The way that Chaucer portrays the ecclesiasticals proves to be a stark contrast to how he portrays his first pilgrim, the Knight. He speaks highly of the Knight but with an air of mockery and distaste towards his three ecclesiasticals; the Prioress, the Monk and the Friar. The way that Chaucer tells of his religious pilgrims could be seen as a reflection of his attitude towards the Church. It seems that as Chaucer progresses through the ecclesiasticals, his portrayal of them seems far more extreme, and seems to go further from expectation, this is perhaps because he is easing the reader into what are his real attitudes towards the Church.
Fashion and appearance can be seen as a reflection of the characters personalities. The Prioress, in particular, attempts to be fashionable and attractive in all aspects of her life. Although the prioress is wearing what is typically expected of a nun, there are some slight, subtle differences. On line 152 we are told that she has a fair forehead. At the time, a broad forehead was thought of as a mark of beauty. On line 159 Chaucer speaks of a ‘piere of bedes’ worn by the nun. It is common for a nun to wear rosaries but they are usually black, not the colour ‘grene’ as worn by Chaucer’s prioress. On line 200 it says that ‘he was a lord ful fat and in good point’. Chaucer implies that the Monk must be well fed. This idea is reinforced on line 206 ‘A fat swan loved he best of any roost’. To eat such food would have required money and we as readers are led to wonder, where does he receive such money? Some of the fashions adorned and appearances conveyed by the religious characters are not what we would expect. Perhaps Chaucer is suggesting that the church is not as it seems – that it is deceiving.
Although the Prioress is immediately portrayed as being different from how a Nun is expected to be, Chaucer is not too harsh on her. “…she was cleped madame Eglentine” line 121. Her name was a fashionable name at the time meaning ‘Wild Rose’, but the name is better suited to a romantic heroine than a saint. Throughout the tale of the Prioress there are further links to romanticism. Chaucer speaks of a gold broach worn by the Nun which has written on it “Amor Vincit Omnia” translated to ‘Love conquers all’.

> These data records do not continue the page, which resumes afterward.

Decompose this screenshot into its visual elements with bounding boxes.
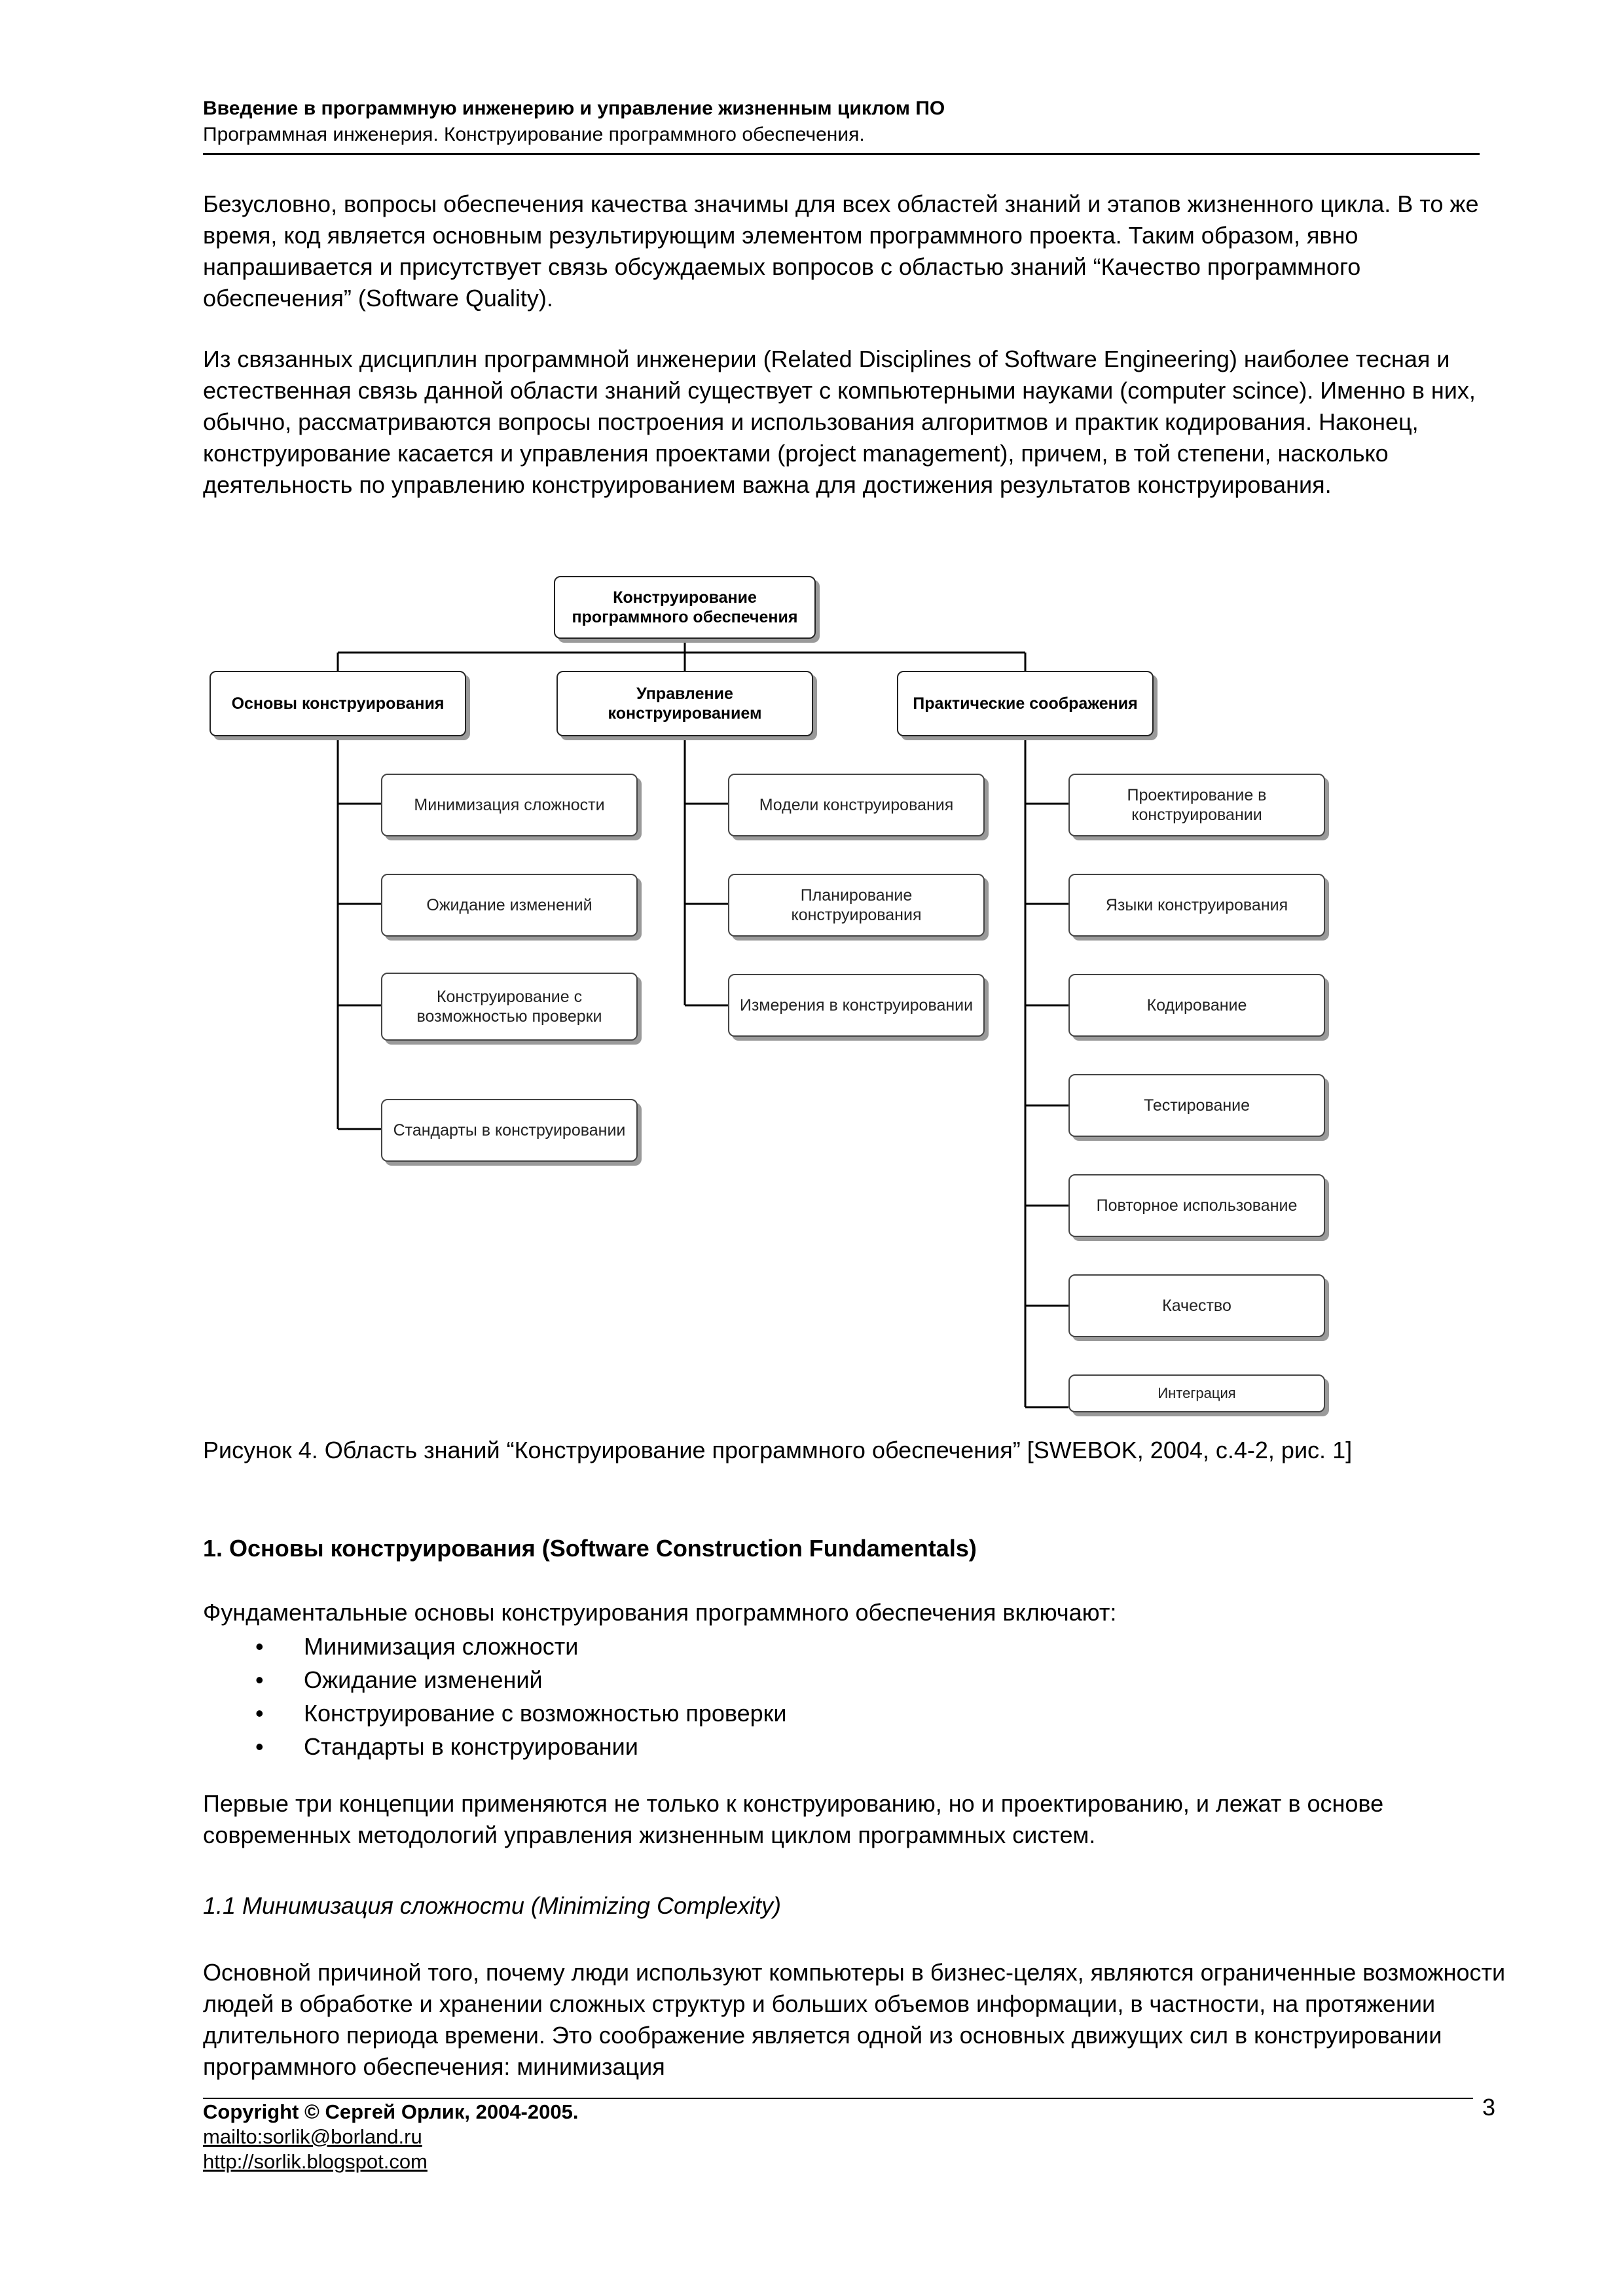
diagram-connectors — [337, 632, 1068, 1408]
page-header: Введение в программную инженерию и управ… — [203, 96, 1480, 148]
subsection-heading: 1.1 Минимизация сложности (Minimizing Co… — [203, 1892, 781, 1919]
bullet-marker: • — [255, 1700, 264, 1727]
diagram-node-coding: Кодирование — [1068, 974, 1325, 1037]
bullet-marker: • — [255, 1633, 264, 1660]
diagram-node-verification: Конструирование с возможностью проверки — [381, 973, 638, 1041]
bullet-marker: • — [255, 1666, 264, 1693]
list-item: • Конструирование с возможностью проверки — [203, 1696, 787, 1730]
diagram-node-construction-measurement: Измерения в конструировании — [728, 974, 985, 1037]
list-item: • Ожидание изменений — [203, 1663, 787, 1696]
paragraph-quality: Безусловно, вопросы обеспечения качества… — [203, 190, 1479, 312]
paragraph-fundamentals-intro: Фундаментальные основы конструирования п… — [203, 1599, 1117, 1626]
diagram-node-reuse: Повторное использование — [1068, 1174, 1325, 1237]
header-subtitle: Программная инженерия. Конструирование п… — [203, 124, 865, 145]
knowledge-area-diagram: Конструирование программного обеспечения… — [196, 563, 1349, 1414]
diagram-node-testing: Тестирование — [1068, 1074, 1325, 1137]
page-number: 3 — [1482, 2094, 1496, 2121]
header-title: Введение в программную инженерию и управ… — [203, 98, 945, 119]
diagram-node-minimizing-complexity: Минимизация сложности — [381, 774, 638, 836]
diagram-branch-management: Управление конструированием — [556, 671, 813, 736]
list-item-text: Минимизация сложности — [304, 1633, 579, 1660]
diagram-node-integration: Интеграция — [1068, 1374, 1325, 1412]
diagram-root-node: Конструирование программного обеспечения — [554, 576, 816, 639]
diagram-node-construction-languages: Языки конструирования — [1068, 874, 1325, 937]
bullet-marker: • — [255, 1733, 264, 1760]
header-divider — [203, 153, 1480, 155]
footer-copyright: Copyright © Сергей Орлик, 2004-2005. — [203, 2100, 579, 2123]
footer-blog-link[interactable]: http://sorlik.blogspot.com — [203, 2150, 428, 2173]
diagram-node-anticipating-change: Ожидание изменений — [381, 874, 638, 937]
diagram-node-standards: Стандарты в конструировании — [381, 1099, 638, 1162]
paragraph-concepts: Первые три концепции применяются не толь… — [203, 1790, 1384, 1848]
list-item-text: Ожидание изменений — [304, 1666, 543, 1693]
list-item: • Минимизация сложности — [203, 1630, 787, 1663]
diagram-node-construction-design: Проектирование в конструировании — [1068, 774, 1325, 836]
paragraph-related-disciplines: Из связанных дисциплин программной инжен… — [203, 346, 1476, 498]
diagram-branch-fundamentals: Основы конструирования — [210, 671, 466, 736]
list-item-text: Стандарты в конструировании — [304, 1733, 638, 1760]
diagram-node-construction-planning: Планирование конструирования — [728, 874, 985, 937]
footer-email-link[interactable]: mailto:sorlik@borland.ru — [203, 2125, 422, 2148]
figure-caption: Рисунок 4. Область знаний “Конструирован… — [203, 1437, 1353, 1463]
diagram-branch-practical: Практические соображения — [897, 671, 1154, 736]
page-footer: Copyright © Сергей Орлик, 2004-2005. mai… — [203, 2100, 578, 2174]
diagram-node-construction-models: Модели конструирования — [728, 774, 985, 836]
diagram-node-quality: Качество — [1068, 1274, 1325, 1337]
paragraph-complexity: Основной причиной того, почему люди испо… — [203, 1959, 1506, 2080]
section-heading: 1. Основы конструирования (Software Cons… — [203, 1535, 977, 1562]
footer-divider — [203, 2098, 1473, 2099]
fundamentals-list: • Минимизация сложности • Ожидание изменен… — [203, 1630, 787, 1763]
list-item-text: Конструирование с возможностью проверки — [304, 1700, 787, 1727]
list-item: • Стандарты в конструировании — [203, 1730, 787, 1763]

This is quite inappropriate for a Prioress who has vowed to live for the Church and who has, supposedly, sacrificed all her desires. Not only is she portrayed as being a romantic but also of yearning to be seen as feminine and a lady of the court. Chaucer says of how “hir smiling was ful simple and coy” which suggests she is trying to be perceived as attractive, this reinforces the theme of romanticism; it is as if she is looking for love. Similar to this, the Friar behaves differently to what would have been expected of him in that he is a very sexual man. This open sexuality is different to the romanticism felt by the Nun though. “He hadde maad his owene cost”. The Friar is shown as being sexually promiscuous whereas the reader is given the impression that the Prioress yearns for a more traditional, heroines love.
When telling the tales of his ecclesiasticals Chaucer speaks of them at times with mockery and irony. When, in the Knights tale Chaucer claims on line that he was ‘a worthy man’, he is speaking honestly. However in The Monk’s tale Chaucer says on line 183 ‘And I seyde his opinion was good’ which it clearly isn’t. This is an ironic joke made by Chaucer which highlights the outrageousness of the monk. Chaucer also uses this technique in the Friar’s tale when he says on line 214 that ‘he was a noble post’ and then on line 271 that he was, like the Monk, ‘worthy’. To call his ecclesiasticals such things is clearly inappropriate considering what we are being told of them. Chaucer seems to show a general lack of respect for these characters. This could perhaps be paralleled by a lack of respect that Chaucer may have felt towards the Church.
Chaucer reveals his attitudes towards the Church through his portrayal of the Prioress, the Monk and the Friar in a number of ways. The fashions adorned by the ecclesiasticals show how they don’t want to be seen as traditional but modern and fashionable. As well as this, there appearances, in terms of looks, are unexpected. In all aspects of what Chaucer tells us of them they tend to differ from what would be expected of them, this sets the reader up for the mockery that flows through the tales. The mockery highlights all of the features that Chaucer seems to dislike about the ecclesiastical pilgrims. Chaucer seems to show particular distaste for these characters and it can be seen as revealing in terms of his attitude towards the Church.